“We never saw kids until three years ago,” Bartlett said. “You do all this work for kids but you never see them. So it is so awesome to be here. They have been really, really great. You see kids that come in and you can tell they had a tough time at the middle school and they find their niche. They find a whole connection and it is really something.”
When Michele Robinson arrived as the new superintendent in the summer of 2011, Bartlett was the first person she met.
“Carol is such a warm and welcoming person,” Robinson said. “From the moment I walked in the door, I felt that I had come home. Right away, she made me feel like a part of the school community and the Amesbury community and she has been a wonderful help and support.”
While she has seen the schools go through good and bad times, Bartlett has also been in a unique position to observe her hometown itself.

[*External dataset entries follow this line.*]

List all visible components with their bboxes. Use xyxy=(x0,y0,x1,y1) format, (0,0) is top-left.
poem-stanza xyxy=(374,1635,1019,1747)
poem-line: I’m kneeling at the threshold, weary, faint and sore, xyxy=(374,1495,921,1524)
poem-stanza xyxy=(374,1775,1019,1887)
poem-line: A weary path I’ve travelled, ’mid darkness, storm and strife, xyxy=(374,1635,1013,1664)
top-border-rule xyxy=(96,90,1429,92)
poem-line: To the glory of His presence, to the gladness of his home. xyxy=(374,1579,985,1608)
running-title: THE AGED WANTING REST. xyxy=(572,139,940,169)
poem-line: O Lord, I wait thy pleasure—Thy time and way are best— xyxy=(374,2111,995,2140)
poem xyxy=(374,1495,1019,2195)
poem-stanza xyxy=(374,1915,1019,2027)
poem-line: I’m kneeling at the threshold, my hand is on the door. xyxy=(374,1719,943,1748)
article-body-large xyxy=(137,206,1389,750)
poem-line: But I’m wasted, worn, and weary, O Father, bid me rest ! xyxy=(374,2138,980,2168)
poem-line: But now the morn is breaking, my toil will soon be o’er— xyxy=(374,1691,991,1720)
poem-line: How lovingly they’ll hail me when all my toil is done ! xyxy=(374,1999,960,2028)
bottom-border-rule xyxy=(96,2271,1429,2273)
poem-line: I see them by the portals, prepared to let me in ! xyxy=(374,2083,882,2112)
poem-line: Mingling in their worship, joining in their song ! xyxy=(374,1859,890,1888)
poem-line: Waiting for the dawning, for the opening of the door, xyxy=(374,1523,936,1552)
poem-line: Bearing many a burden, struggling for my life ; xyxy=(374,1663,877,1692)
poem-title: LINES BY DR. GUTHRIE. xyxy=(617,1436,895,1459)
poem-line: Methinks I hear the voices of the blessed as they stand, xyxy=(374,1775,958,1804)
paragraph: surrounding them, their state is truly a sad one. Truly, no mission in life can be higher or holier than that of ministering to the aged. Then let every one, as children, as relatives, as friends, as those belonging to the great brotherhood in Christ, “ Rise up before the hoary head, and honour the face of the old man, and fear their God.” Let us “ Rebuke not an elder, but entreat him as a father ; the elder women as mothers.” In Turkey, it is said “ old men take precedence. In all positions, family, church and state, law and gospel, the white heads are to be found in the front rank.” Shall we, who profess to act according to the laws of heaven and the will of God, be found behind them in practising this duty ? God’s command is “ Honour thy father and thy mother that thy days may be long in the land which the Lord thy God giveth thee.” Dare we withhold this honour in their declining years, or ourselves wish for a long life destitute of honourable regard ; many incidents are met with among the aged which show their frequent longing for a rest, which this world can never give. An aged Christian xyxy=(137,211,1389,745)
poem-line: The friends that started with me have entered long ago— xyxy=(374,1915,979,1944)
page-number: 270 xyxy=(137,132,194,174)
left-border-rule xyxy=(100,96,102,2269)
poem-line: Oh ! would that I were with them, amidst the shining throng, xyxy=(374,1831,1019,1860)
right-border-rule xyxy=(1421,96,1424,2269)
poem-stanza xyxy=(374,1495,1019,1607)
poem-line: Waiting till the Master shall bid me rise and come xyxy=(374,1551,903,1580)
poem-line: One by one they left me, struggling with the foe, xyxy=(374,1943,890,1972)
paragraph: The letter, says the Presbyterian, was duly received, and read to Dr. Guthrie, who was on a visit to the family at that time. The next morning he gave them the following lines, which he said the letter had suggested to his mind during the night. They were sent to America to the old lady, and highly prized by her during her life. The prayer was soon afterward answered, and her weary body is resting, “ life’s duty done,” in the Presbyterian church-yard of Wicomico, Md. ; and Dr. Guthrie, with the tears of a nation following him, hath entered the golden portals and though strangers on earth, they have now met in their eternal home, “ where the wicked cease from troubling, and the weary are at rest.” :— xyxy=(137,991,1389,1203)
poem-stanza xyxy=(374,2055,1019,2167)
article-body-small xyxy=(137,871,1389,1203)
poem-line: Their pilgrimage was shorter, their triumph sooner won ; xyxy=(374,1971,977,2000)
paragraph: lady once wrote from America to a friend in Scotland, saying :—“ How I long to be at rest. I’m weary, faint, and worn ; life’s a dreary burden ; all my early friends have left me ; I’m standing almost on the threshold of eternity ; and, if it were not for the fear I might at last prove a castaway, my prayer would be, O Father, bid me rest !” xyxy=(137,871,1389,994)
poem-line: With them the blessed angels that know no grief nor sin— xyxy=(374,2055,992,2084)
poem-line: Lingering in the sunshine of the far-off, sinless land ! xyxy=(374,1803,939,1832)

“You used to know everybody,” Bartlett said. “Somebody was always married to somebody. Now the names are very different.”
“People have moved away, there was a whole French community that was here,” she added. “Many friends’ families spoke French. I walked down the street and I knew everybody. I don’t think I would know people (now) if I didn’t work here. I’m not saying that’s a bad thing, it’s just a whole different demographic. Everyone my age all moved to Florida.”
While Bartlett has no plans to move to Florida anytime soon, she is about to become a permanent part of the high school, along with former student Peter Randall and former educator Maria Ferrandini. The tree are going to be inducted into the Amesbury Educational Foundation’s Hall of Honor in May. She is also the president of the Foundation for the Amesbury Academy charter school.